THE closure of a hospital is always sad. Hospitals are places of hope and their history is intricately woven into the communities they serve. This is particularly true of older hospitals.
The 140-bed McCord Hospital in Durban, established in 1909 but now facing closure, counts the training of thousands of medical staff and pioneering the treatment of HIV/AIDS among its milestones. The hospital, which has 400 staff, plans to shut due to cutbacks in the US government’s aid programme for HIV/AIDS, and a review by the KwaZulu-Natal Department of Health of an annual grant that amounted to R78m last year. The department is reviewing its grant because the hospital has ceased training interns and providing HIV/AIDS services to the poor, which were conditions of the grant. But the provincial government is also contemplating an offer for the facility.
The hospital needed huge capital investment to bring it up to licensing standards for private hospitals, and for the introduction of National Health Insurance.
Also facing the threat of closure is Durban’s second biggest, and oldest hospital, the 524-bed Addington Hospital on the beachfront. The department plans to meet affected parties, including its 2,200 staff, and talk about the future of the hospital, which is plagued by persistent complaints about crumbling infrastructure and declining levels of service.
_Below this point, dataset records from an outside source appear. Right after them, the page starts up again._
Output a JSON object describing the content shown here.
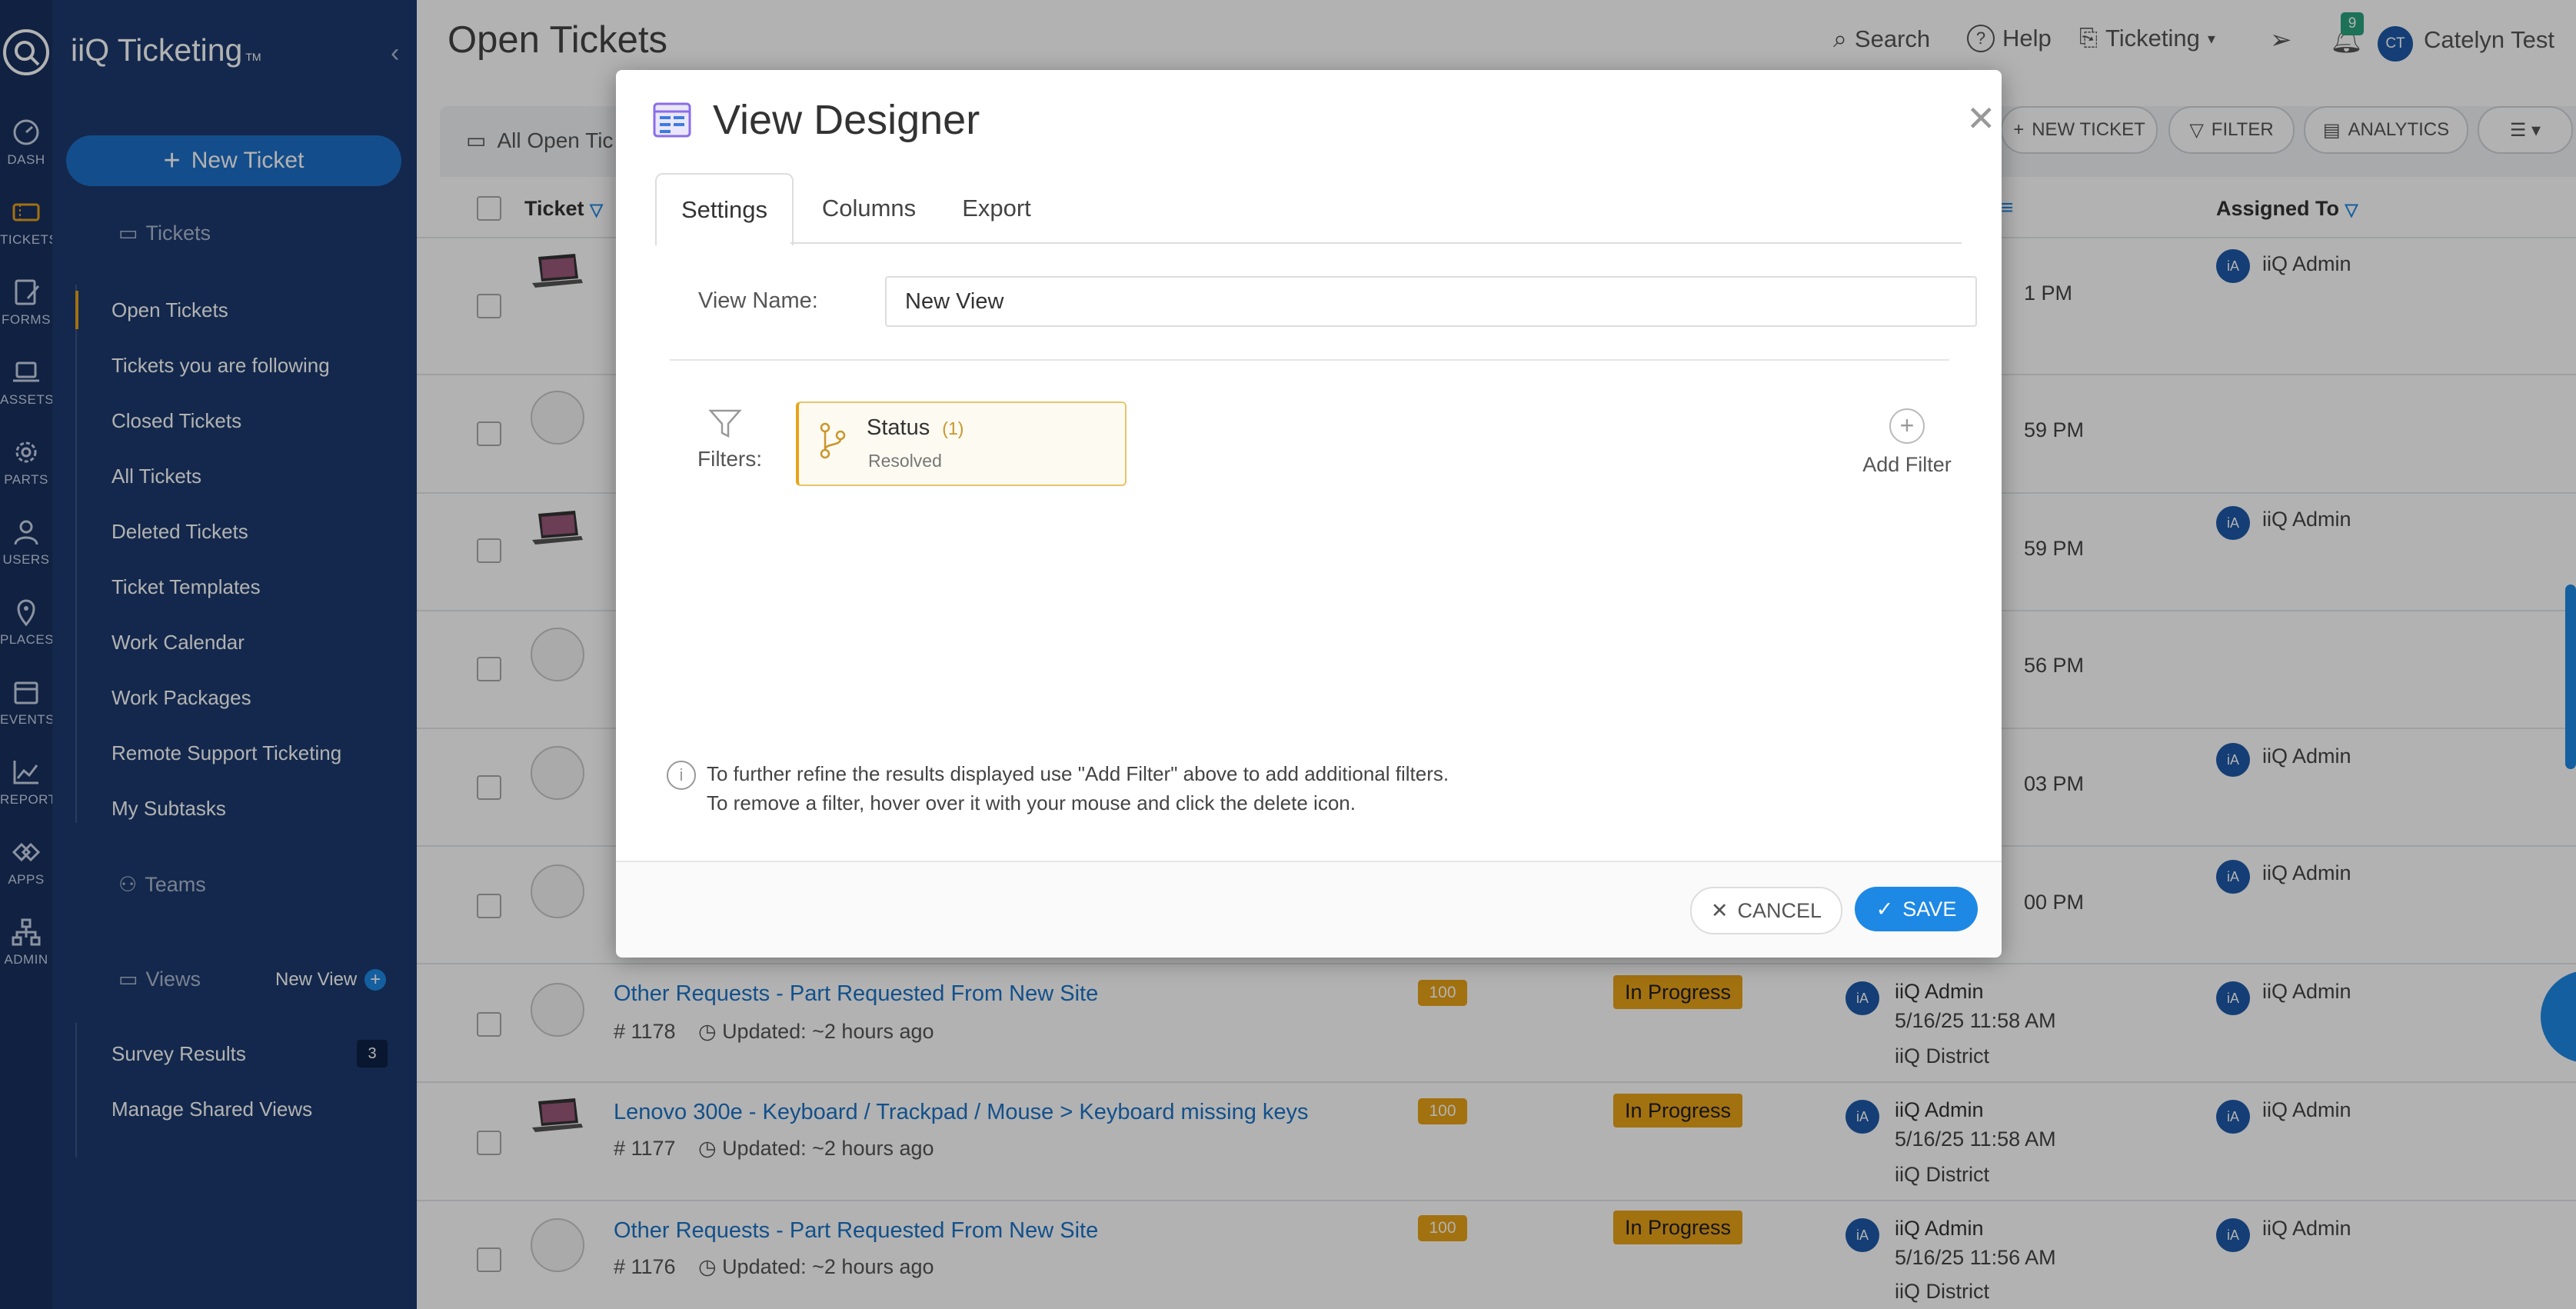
{
  "brand": {
    "name": "iiQ Ticketing",
    "tm": "TM"
  },
  "rail": [
    {
      "label": "DASH",
      "icon": "dashboard-icon"
    },
    {
      "label": "TICKETS",
      "icon": "tickets-icon"
    },
    {
      "label": "FORMS",
      "icon": "forms-icon"
    },
    {
      "label": "ASSETS",
      "icon": "laptop-icon"
    },
    {
      "label": "PARTS",
      "icon": "gear-icon"
    },
    {
      "label": "USERS",
      "icon": "user-icon"
    },
    {
      "label": "PLACES",
      "icon": "map-pin-icon"
    },
    {
      "label": "EVENTS",
      "icon": "calendar-icon"
    },
    {
      "label": "REPORT",
      "icon": "chart-icon"
    },
    {
      "label": "APPS",
      "icon": "apps-icon"
    },
    {
      "label": "ADMIN",
      "icon": "org-chart-icon"
    }
  ],
  "nav": {
    "new_ticket": "New Ticket",
    "tickets_section": "Tickets",
    "ticket_links": [
      "Open Tickets",
      "Tickets you are following",
      "Closed Tickets",
      "All Tickets",
      "Deleted Tickets",
      "Ticket Templates",
      "Work Calendar",
      "Work Packages",
      "Remote Support Ticketing",
      "My Subtasks"
    ],
    "teams_section": "Teams",
    "views_section": "Views",
    "new_view": "New View",
    "view_links": [
      "Survey Results",
      "Manage Shared Views"
    ],
    "survey_count": "3"
  },
  "header": {
    "title": "Open Tickets",
    "search": "Search",
    "help": "Help",
    "module": "Ticketing",
    "notif_count": "9",
    "user_initials": "CT",
    "user_name": "Catelyn Test"
  },
  "toolbar": {
    "view_selector": "All Open Tic",
    "new_ticket": "NEW TICKET",
    "filter": "FILTER",
    "analytics": "ANALYTICS"
  },
  "columns": {
    "ticket": "Ticket",
    "assigned_to": "Assigned To"
  },
  "partial_times": [
    "1 PM",
    "59 PM",
    "59 PM",
    "56 PM",
    "03 PM",
    "00 PM"
  ],
  "rows": [
    {
      "title": "Other Requests - Part Requested From New Site",
      "number": "# 1178",
      "updated": "Updated: ~2 hours ago",
      "priority": "100",
      "status": "In Progress",
      "avatar": "iA",
      "owner": "iiQ Admin",
      "date": "5/16/25 11:58 AM",
      "site": "iiQ District",
      "assigned": "iiQ Admin"
    },
    {
      "title": "Lenovo 300e - Keyboard / Trackpad / Mouse > Keyboard missing keys",
      "number": "# 1177",
      "updated": "Updated: ~2 hours ago",
      "priority": "100",
      "status": "In Progress",
      "avatar": "iA",
      "owner": "iiQ Admin",
      "date": "5/16/25 11:58 AM",
      "site": "iiQ District",
      "assigned": "iiQ Admin"
    },
    {
      "title": "Other Requests - Part Requested From New Site",
      "number": "# 1176",
      "updated": "Updated: ~2 hours ago",
      "priority": "100",
      "status": "In Progress",
      "avatar": "iA",
      "owner": "iiQ Admin",
      "date": "5/16/25 11:56 AM",
      "site": "iiQ District",
      "assigned": "iiQ Admin"
    }
  ],
  "assigned_upper": [
    "iiQ Admin",
    "iiQ Admin",
    "iiQ Admin",
    "iiQ Admin"
  ],
  "modal": {
    "title": "View Designer",
    "tabs": [
      "Settings",
      "Columns",
      "Export"
    ],
    "view_name_label": "View Name:",
    "view_name_value": "New View",
    "filters_label": "Filters:",
    "filter_name": "Status",
    "filter_count": "(1)",
    "filter_value": "Resolved",
    "add_filter": "Add Filter",
    "info_line1": "To further refine the results displayed use \"Add Filter\" above to add additional filters.",
    "info_line2": "To remove a filter, hover over it with your mouse and click the delete icon.",
    "cancel": "CANCEL",
    "save": "SAVE"
  },
  "colors": {
    "sidebar": "#1c3a6e",
    "rail": "#17305f",
    "accent": "#1e88e5",
    "status": "#e8a317"
  }
}
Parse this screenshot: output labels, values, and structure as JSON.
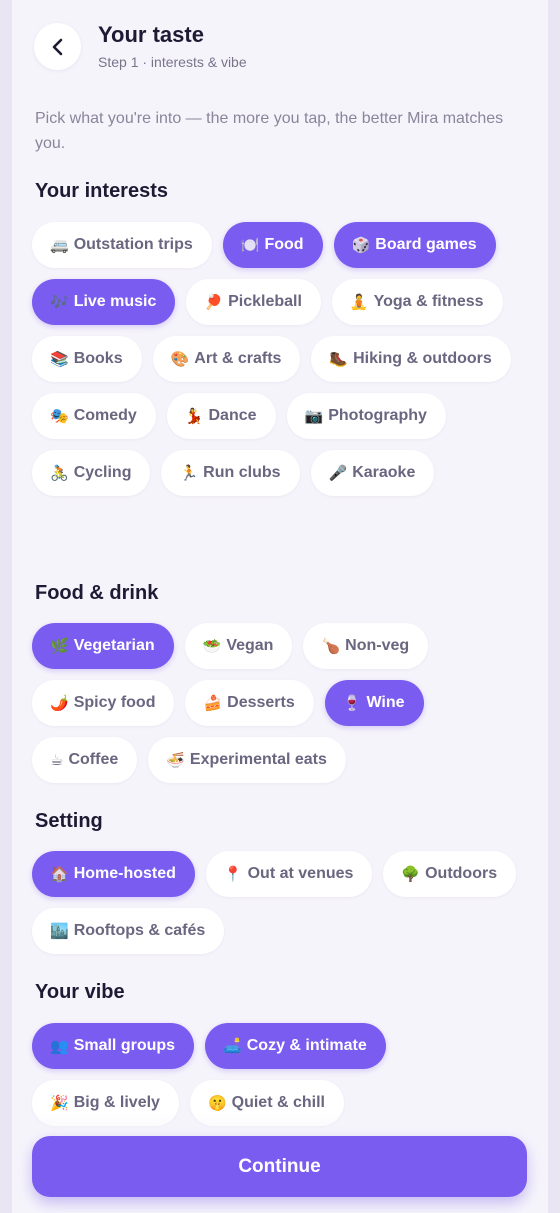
{
  "header": {
    "title": "Your taste",
    "subtitle": "Step 1 · interests & vibe"
  },
  "intro": "Pick what you're into — the more you tap, the better Mira matches you.",
  "accent_color": "#7A5CF0",
  "sections": [
    {
      "title": "Your interests",
      "chips": [
        {
          "emoji": "🚐",
          "label": "Outstation trips",
          "selected": false
        },
        {
          "emoji": "🍽️",
          "label": "Food",
          "selected": true
        },
        {
          "emoji": "🎲",
          "label": "Board games",
          "selected": true
        },
        {
          "emoji": "🎶",
          "label": "Live music",
          "selected": true
        },
        {
          "emoji": "🏓",
          "label": "Pickleball",
          "selected": false
        },
        {
          "emoji": "🧘",
          "label": "Yoga & fitness",
          "selected": false
        },
        {
          "emoji": "📚",
          "label": "Books",
          "selected": false
        },
        {
          "emoji": "🎨",
          "label": "Art & crafts",
          "selected": false
        },
        {
          "emoji": "🥾",
          "label": "Hiking & outdoors",
          "selected": false
        },
        {
          "emoji": "🎭",
          "label": "Comedy",
          "selected": false
        },
        {
          "emoji": "💃",
          "label": "Dance",
          "selected": false
        },
        {
          "emoji": "📷",
          "label": "Photography",
          "selected": false
        },
        {
          "emoji": "🚴",
          "label": "Cycling",
          "selected": false
        },
        {
          "emoji": "🏃",
          "label": "Run clubs",
          "selected": false
        },
        {
          "emoji": "🎤",
          "label": "Karaoke",
          "selected": false
        }
      ]
    },
    {
      "title": "Food & drink",
      "chips": [
        {
          "emoji": "🌿",
          "label": "Vegetarian",
          "selected": true
        },
        {
          "emoji": "🥗",
          "label": "Vegan",
          "selected": false
        },
        {
          "emoji": "🍗",
          "label": "Non-veg",
          "selected": false
        },
        {
          "emoji": "🌶️",
          "label": "Spicy food",
          "selected": false
        },
        {
          "emoji": "🍰",
          "label": "Desserts",
          "selected": false
        },
        {
          "emoji": "🍷",
          "label": "Wine",
          "selected": true
        },
        {
          "emoji": "☕",
          "label": "Coffee",
          "selected": false
        },
        {
          "emoji": "🍜",
          "label": "Experimental eats",
          "selected": false
        }
      ]
    },
    {
      "title": "Setting",
      "chips": [
        {
          "emoji": "🏠",
          "label": "Home-hosted",
          "selected": true
        },
        {
          "emoji": "📍",
          "label": "Out at venues",
          "selected": false
        },
        {
          "emoji": "🌳",
          "label": "Outdoors",
          "selected": false
        },
        {
          "emoji": "🏙️",
          "label": "Rooftops & cafés",
          "selected": false
        }
      ]
    },
    {
      "title": "Your vibe",
      "chips": [
        {
          "emoji": "👥",
          "label": "Small groups",
          "selected": true
        },
        {
          "emoji": "🛋️",
          "label": "Cozy & intimate",
          "selected": true
        },
        {
          "emoji": "🎉",
          "label": "Big & lively",
          "selected": false
        },
        {
          "emoji": "🤫",
          "label": "Quiet & chill",
          "selected": false
        }
      ]
    }
  ],
  "continue_label": "Continue"
}
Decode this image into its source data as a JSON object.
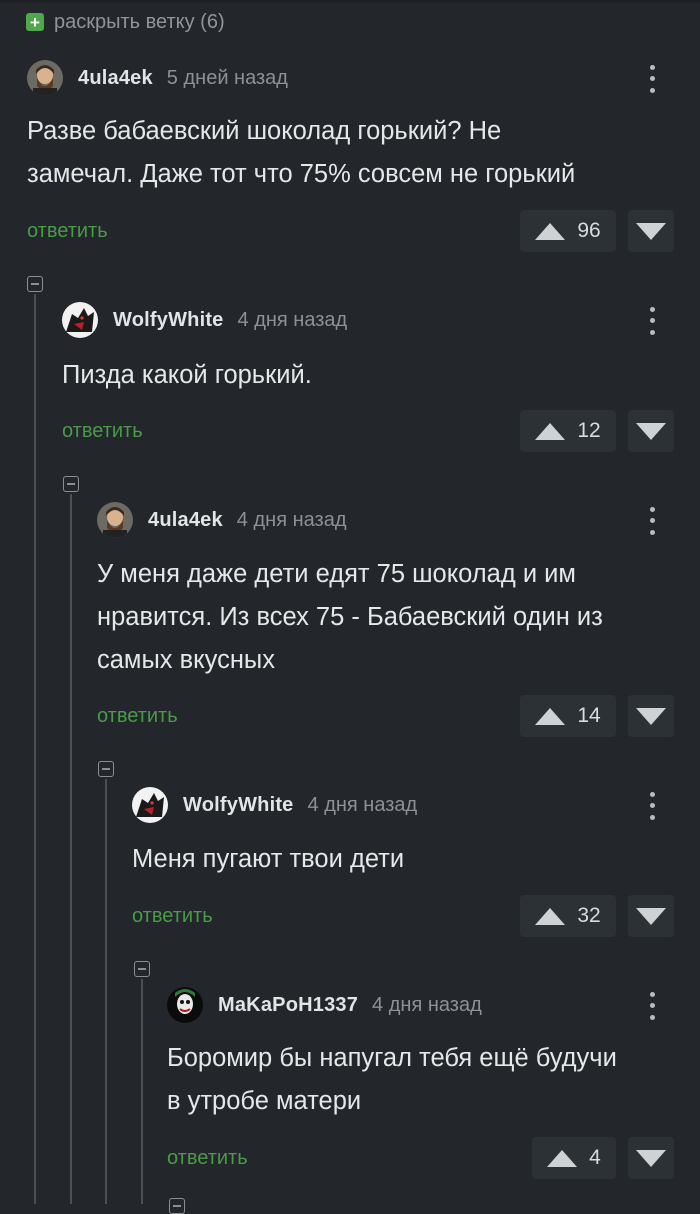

The department initially ruled out buying McCord because the hospital is saddled with debt and it needs an upgrade. Also, McCord’s management apparently wants to keep the facility a "going concern", while the department can enter into such an agreement only if the hospital provides services for the poor (at very low prices). Clearly, the government cannot financially support a privately owned hospital with a failed business model.
It is likely that McCord will close, the government will buy it and offer free services, or it will become an acquisition opportunity for a private hospital group.
The future of Addington is more difficult to speculate about. Both hospitals undoubtedly provide valuable services to the city. But reports of infrastructure and service-delivery problems at Addington have become a regular feature in the city’s press.
Last year, the KwaZulu-Natal Legislature’s health committee members visited Addington and complained about linen and drug shortages and ageing infrastructure. A three-year revamp was started. Last week, some wards and operating theatres were closed due to air-conditioner problems.
If the department is contemplating closing the 16-storey Addington, it is likely to be mulling questions such as at what point is it more expensive to upgrade an old facility rather than build a new hospital? Is it still appropriate to have a large hospital in the middle of the city’s prime tourism destination? How much can the department afford to spend on Addington, or a new hospital, given that it also has other issues to deal with, such as a shortage of about 3,000 doctors? Are there other areas where a new hospital might be deemed a bigger priority? Is there sufficient capacity at other hospitals in the city to cope with Addington’s patients if it is closed while a new facility is built?
The last big hospital built in the city was the 846-bed Albert Luthuli Central Hospital, which opened in 2002.
My own view is that Addington is likely to remain open for many years yet, given the large number of indigent patients it cares for. But it is a good time to start planning a new big state hospital north of the city, where there is rapid growth.
A worrying aspect of McCord’s possible closure is the inexplicable view expressed by department head Dr Sibongile Zungu at a media briefing. Dr Zungu said that one of the reasons the government grant should be withheld is because McCord budgeted for a "R7m profit" in one of its financial years.
McCord is a nonprofit organisation, and such surpluses are typically reinvested in the operations as opposed to being returned to shareholders.
Perhaps she was reflecting the unhelpful ambivalence with which many left-leaning healthcare sector commentators in the government view the private healthcare sector these days.